UNESCO and Nigeria Kick Off AI Literacy Program for Senior Civil Servants
UNESCO and Nigeria start a three‑day AI literacy program for senior civil servants, focusing on ethical governance and digital readiness.

TL;DR: UNESCO and Nigeria begin a three‑day AI literacy program for senior civil servants, aiming to embed ethical AI use into public administration.
Context On May 6–8, 2026, UNESCO partnered with the Nigerian government to deliver an intensive AI literacy workshop for senior civil servants. The event aligns with Nigeria’s National AI Strategy and Digital Economy Plan, which seek to harness artificial intelligence for productivity gains in education, health, security and public service delivery.
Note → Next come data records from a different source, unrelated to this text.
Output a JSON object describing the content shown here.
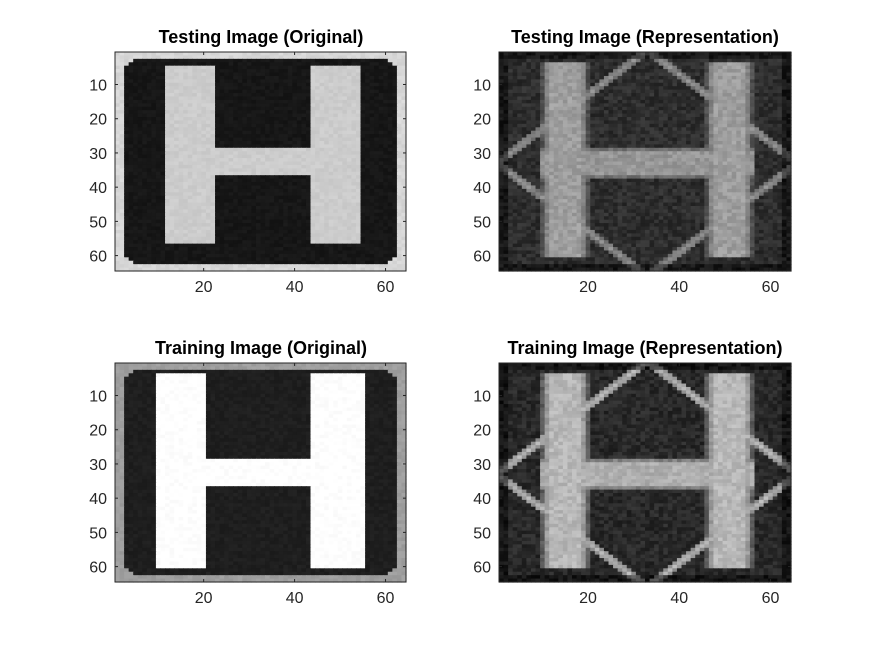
{
  "figure": {
    "background": "#ffffff",
    "axes_color": "#262626",
    "colormap": "gray"
  },
  "chart_data": [
    {
      "type": "heatmap",
      "id": "test-original",
      "title": "Testing Image (Original)",
      "xlim": [
        0.5,
        64.5
      ],
      "ylim": [
        0.5,
        64.5
      ],
      "xticks": [
        20,
        40,
        60
      ],
      "yticks": [
        10,
        20,
        30,
        40,
        50,
        60
      ],
      "xticklabels": [
        "20",
        "40",
        "60"
      ],
      "yticklabels": [
        "10",
        "20",
        "30",
        "40",
        "50",
        "60"
      ],
      "grid": false,
      "y_reversed": true,
      "image": {
        "kind": "sign-H",
        "plate_level": 0.09,
        "border_level": 0.84,
        "letter_level": 0.8,
        "letter_vertical_bars": [
          [
            11,
            21
          ],
          [
            43,
            53
          ]
        ],
        "letter_rows": [
          4,
          55
        ],
        "letter_crossbar_rows": [
          28,
          35
        ]
      }
    },
    {
      "type": "heatmap",
      "id": "test-representation",
      "title": "Testing Image (Representation)",
      "xlim": [
        0.5,
        64.5
      ],
      "ylim": [
        0.5,
        64.5
      ],
      "xticks": [
        20,
        40,
        60
      ],
      "yticks": [
        10,
        20,
        30,
        40,
        50,
        60
      ],
      "xticklabels": [
        "20",
        "40",
        "60"
      ],
      "yticklabels": [
        "10",
        "20",
        "30",
        "40",
        "50",
        "60"
      ],
      "grid": false,
      "y_reversed": true,
      "image": {
        "kind": "reconstruction-H",
        "background_level": 0.18,
        "letter_level": 0.62,
        "diamond_level": 0.55,
        "letter_vertical_bars": [
          [
            9,
            19
          ],
          [
            45,
            55
          ]
        ],
        "letter_rows": [
          3,
          59
        ],
        "letter_crossbar_rows": [
          28,
          36
        ]
      }
    },
    {
      "type": "heatmap",
      "id": "train-original",
      "title": "Training Image (Original)",
      "xlim": [
        0.5,
        64.5
      ],
      "ylim": [
        0.5,
        64.5
      ],
      "xticks": [
        20,
        40,
        60
      ],
      "yticks": [
        10,
        20,
        30,
        40,
        50,
        60
      ],
      "xticklabels": [
        "20",
        "40",
        "60"
      ],
      "yticklabels": [
        "10",
        "20",
        "30",
        "40",
        "50",
        "60"
      ],
      "grid": false,
      "y_reversed": true,
      "image": {
        "kind": "sign-H",
        "plate_level": 0.12,
        "border_level": 0.62,
        "letter_level": 1.0,
        "letter_vertical_bars": [
          [
            9,
            19
          ],
          [
            43,
            54
          ]
        ],
        "letter_rows": [
          3,
          59
        ],
        "letter_crossbar_rows": [
          28,
          35
        ]
      }
    },
    {
      "type": "heatmap",
      "id": "train-representation",
      "title": "Training Image (Representation)",
      "xlim": [
        0.5,
        64.5
      ],
      "ylim": [
        0.5,
        64.5
      ],
      "xticks": [
        20,
        40,
        60
      ],
      "yticks": [
        10,
        20,
        30,
        40,
        50,
        60
      ],
      "xticklabels": [
        "20",
        "40",
        "60"
      ],
      "yticklabels": [
        "10",
        "20",
        "30",
        "40",
        "50",
        "60"
      ],
      "grid": false,
      "y_reversed": true,
      "image": {
        "kind": "reconstruction-H",
        "background_level": 0.16,
        "letter_level": 0.72,
        "diamond_level": 0.7,
        "letter_vertical_bars": [
          [
            9,
            19
          ],
          [
            45,
            55
          ]
        ],
        "letter_rows": [
          3,
          59
        ],
        "letter_crossbar_rows": [
          28,
          36
        ]
      }
    }
  ]
}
Key Facts - The training adopts a “train‑the‑trainers” model, ensuring that knowledge spreads across ministries, departments and agencies after the three‑day session. - UNESCO’s Head of Education Sector in Abuja, Oladeji Adeyemi, emphasized that AI skills now equate to economic readiness, positioning the initiative as essential for a competitive digital economy. - Federal Civil Service Head Didi Esther Walson‑Jack warned that unregulated AI can generate bias, privacy breaches, misinformation and weak accountability, making literacy a priority for officials. - Participants were introduced to Service Wise GPT, a support tool designed to augment, not replace, human judgment in planning and service delivery. - The program is framed as a strategic component of President Bola Tinubu’s Renewed Hope Agenda, which targets efficiency, transparency and digital transformation in governance.
What It Means Equipping senior officials with AI fundamentals aims to reduce the risk of unchecked technology deployment while unlocking efficiency gains. By embedding ethical guidelines from UNESCO’s responsible AI framework, the civil service hopes to set a benchmark for other African nations navigating AI adoption. The cascade model promises a ripple effect: trained officers will mentor peers, gradually embedding AI competence throughout the public sector.
Watch for the rollout of AI‑enabled services in ministries and the measurement of policy outcomes linked to the training’s recommendations.